Several members lately have pointed out that the GD quality is improving, and that all these modifications we have been doing are not always necessary just to make a shaver out of one. I just got 10 of them in, and the wheels started turning while I was enjoying a nice deluge in my new shower.
I just picked the best of the litter, so to speak, breadknifed it, set the bevel and honed it up. They are definitely getting better. I used maybe 1000 laps total. Breadknifer and rough bevel setter was a 200/300/400/600 diamond 4-sided combination hone from Harbor Freight, about $12, and I didn't bother with the 200 grit side. Then I did a hundred laps on the 1k side of my old 1k/6k combo stone, then did 5u, 3u and 1u film over polished marble tile, then stropped on 1u and .25u diamond pasted balsa and finished up on the Big Daddy hanging strop.

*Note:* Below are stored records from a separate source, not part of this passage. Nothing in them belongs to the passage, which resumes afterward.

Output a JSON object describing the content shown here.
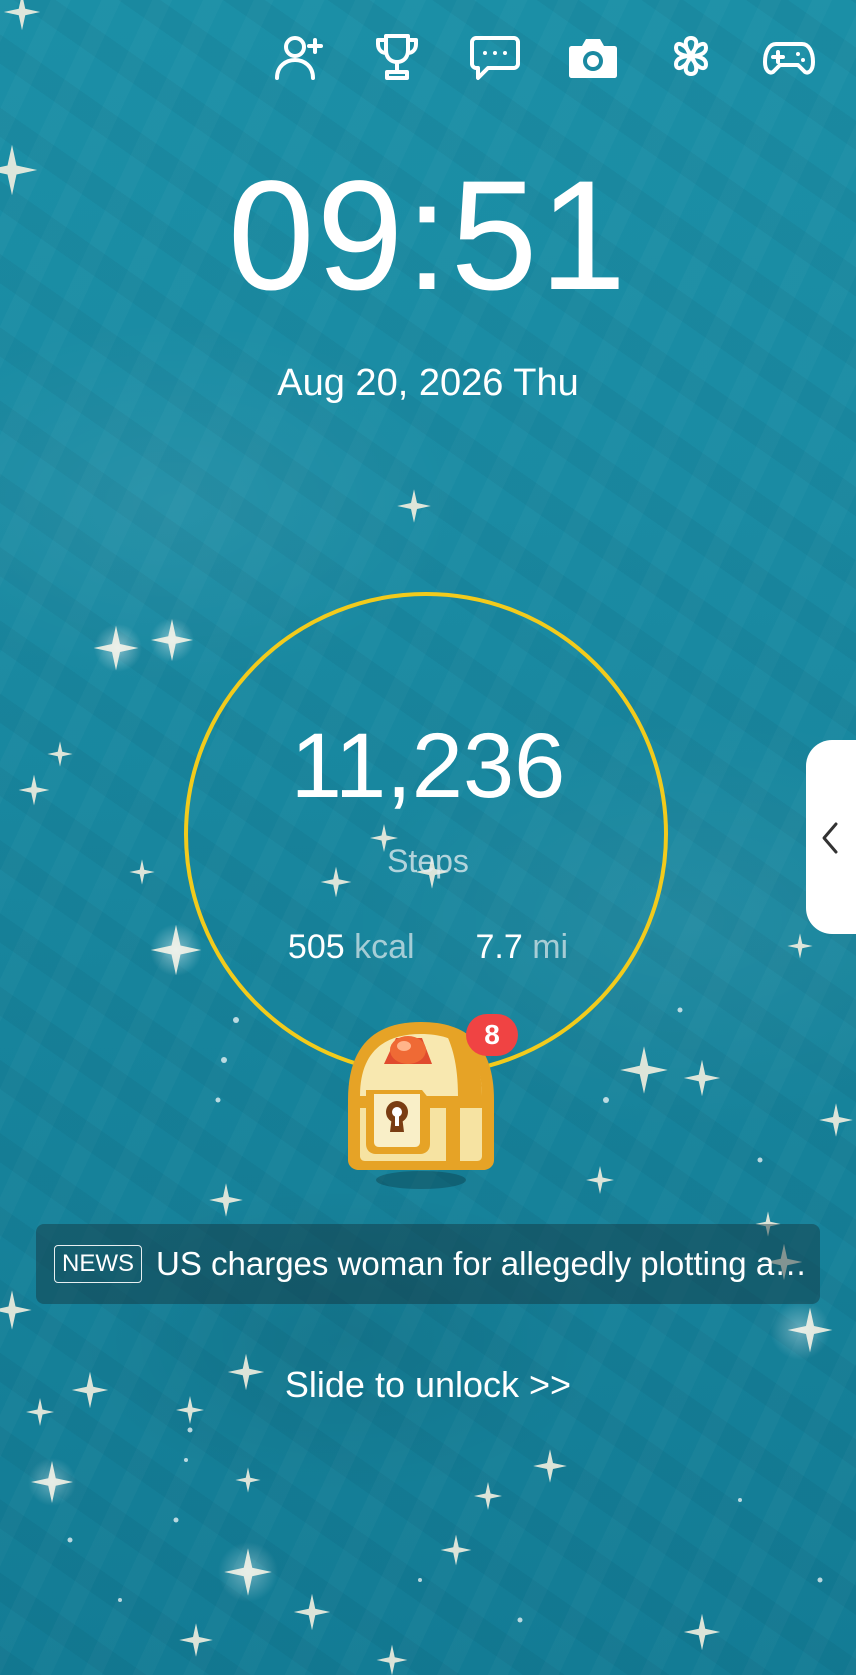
{
  "top_icons": [
    {
      "name": "add-friend-icon"
    },
    {
      "name": "trophy-icon"
    },
    {
      "name": "chat-icon"
    },
    {
      "name": "camera-icon"
    },
    {
      "name": "clover-icon"
    },
    {
      "name": "gamepad-icon"
    }
  ],
  "clock": {
    "time": "09:51",
    "date": "Aug 20, 2026 Thu"
  },
  "steps": {
    "value": "11,236",
    "label": "Steps",
    "calories_value": "505",
    "calories_unit": "kcal",
    "distance_value": "7.7",
    "distance_unit": "mi",
    "ring_color": "#f2cb1c"
  },
  "treasure_chest": {
    "badge_count": "8",
    "badge_color": "#f04343"
  },
  "news": {
    "tag": "NEWS",
    "headline": "US charges woman for allegedly plotting attac..."
  },
  "unlock": {
    "label": "Slide to unlock >>"
  }
}
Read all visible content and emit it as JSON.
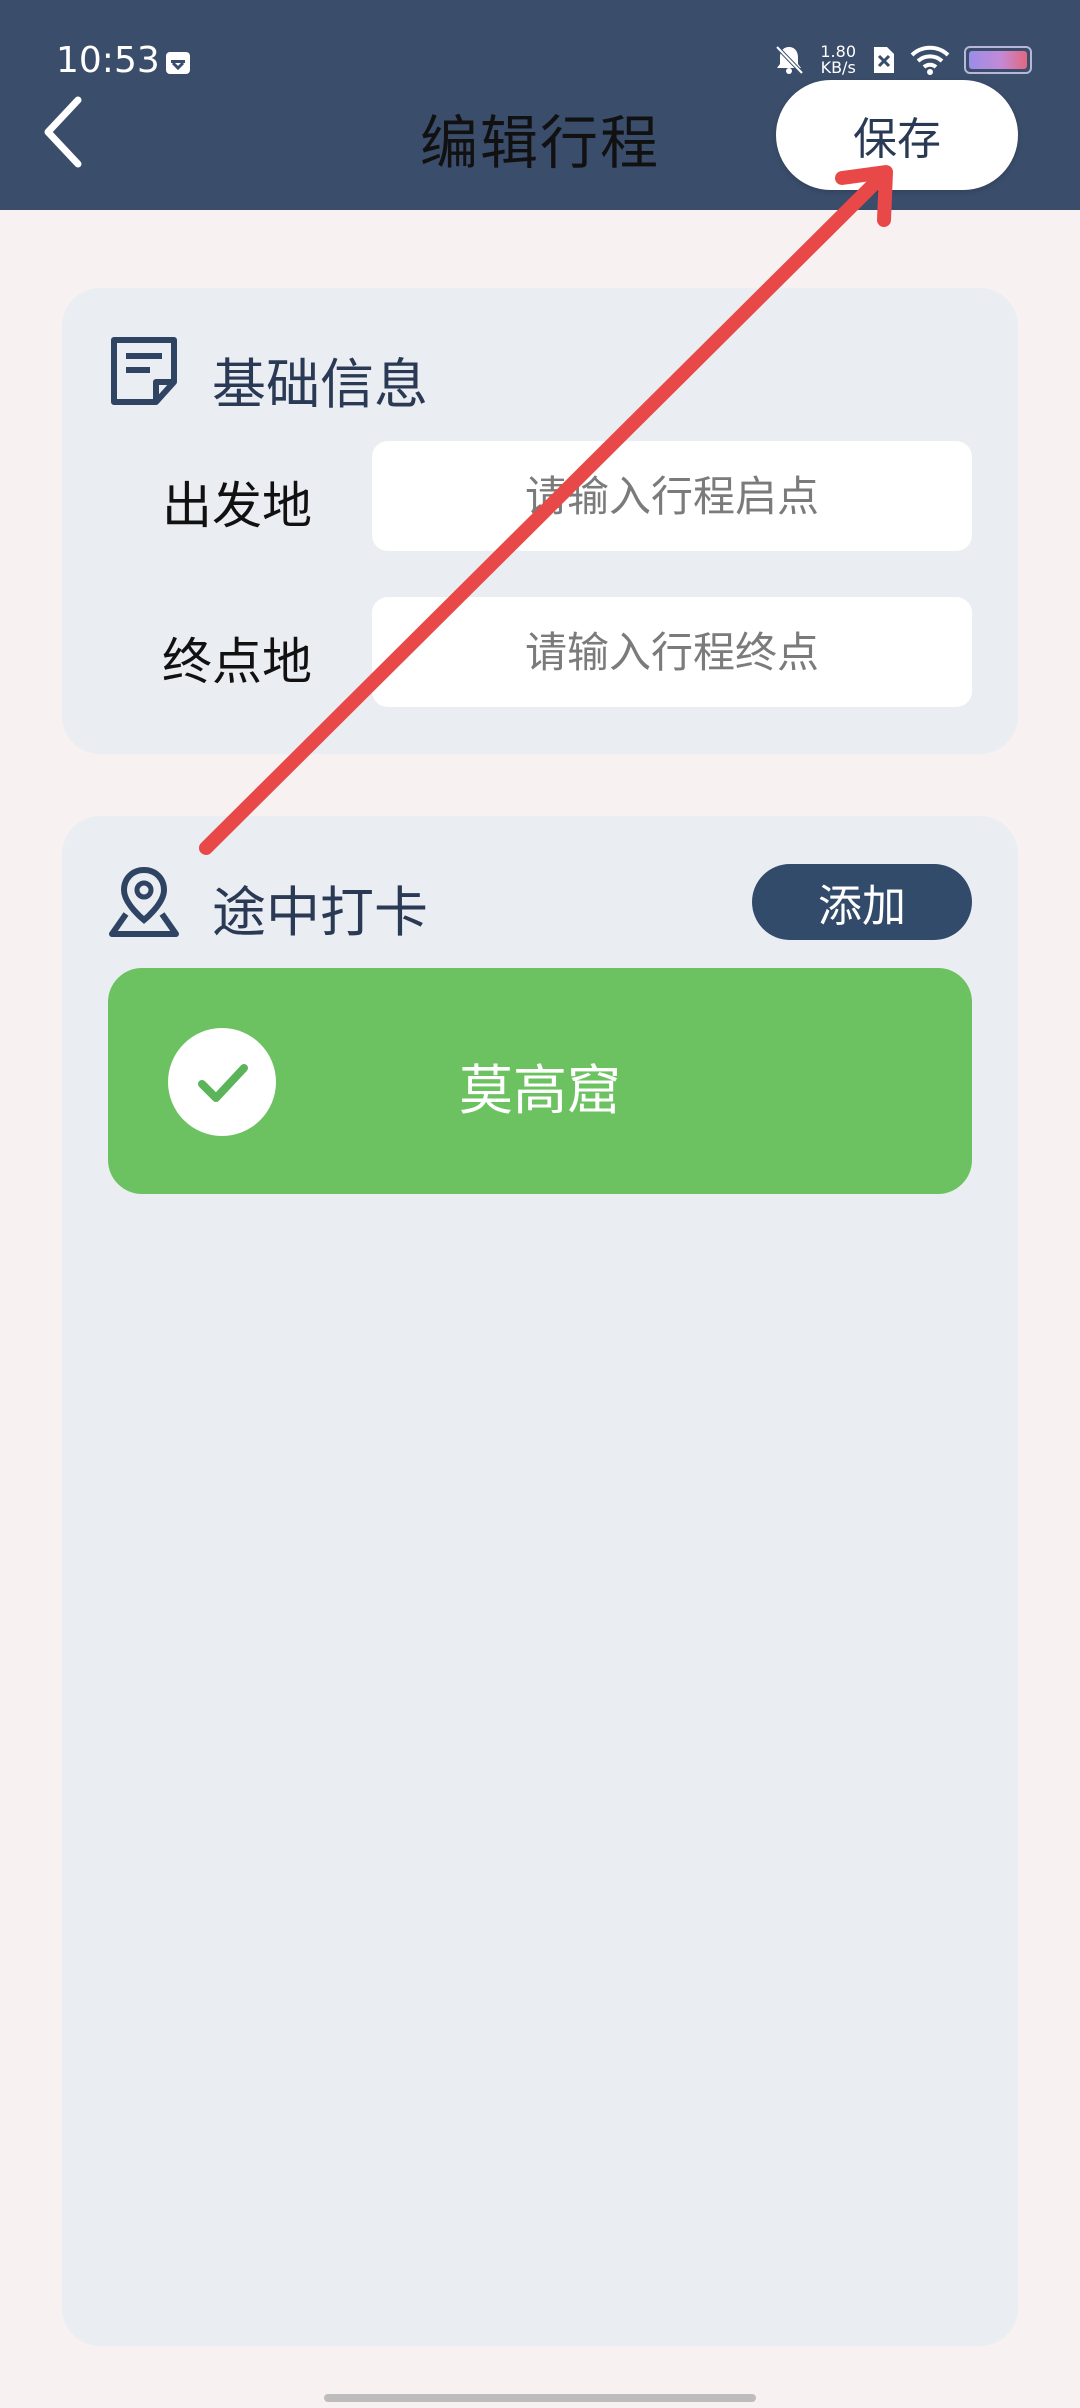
{
  "status_bar": {
    "time": "10:53",
    "net_speed_value": "1.80",
    "net_speed_unit": "KB/s"
  },
  "header": {
    "title": "编辑行程",
    "save_label": "保存"
  },
  "basic_info": {
    "title": "基础信息",
    "fields": [
      {
        "label": "出发地",
        "placeholder": "请输入行程启点",
        "value": ""
      },
      {
        "label": "终点地",
        "placeholder": "请输入行程终点",
        "value": ""
      }
    ]
  },
  "checkin": {
    "title": "途中打卡",
    "add_label": "添加",
    "items": [
      {
        "name": "莫高窟",
        "checked": true
      }
    ]
  },
  "colors": {
    "header_bg": "#3a4d6b",
    "accent_green": "#6cc160",
    "annotation_arrow": "#e84848"
  },
  "icons": [
    "back-chevron-icon",
    "note-icon",
    "map-pin-icon",
    "checkmark-icon",
    "bell-muted-icon",
    "wifi-icon",
    "battery-icon"
  ]
}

Shave was all I could ask for, considering I used cold water and no mirror. I will call it DFS over 95%, with one pass. One small nick at the adams apple. Could have been better... wasn't the razor's fault.
The edge looks pretty good except for about 1/8" at heel and toe, each. I do think to get that heel properly, I would have to remove the stabilizer, but it is a usable shaver as it is. The spine is of course a little too thick, but I used a bit of pressure on the spine and got it down where the bevel angle isn't bad. I didn't measure. My tools and stuff are all over, from building my new shower stall on my boat and I am not about to look for my vernier scale or dial caliper. I will estimate it at 17-1/2 degrees tho.
Anyway, 20 minutes working time, I guess, to turn a under-$4 razor into a decent if unspectacular shaver. Good things are happening in Ningbo.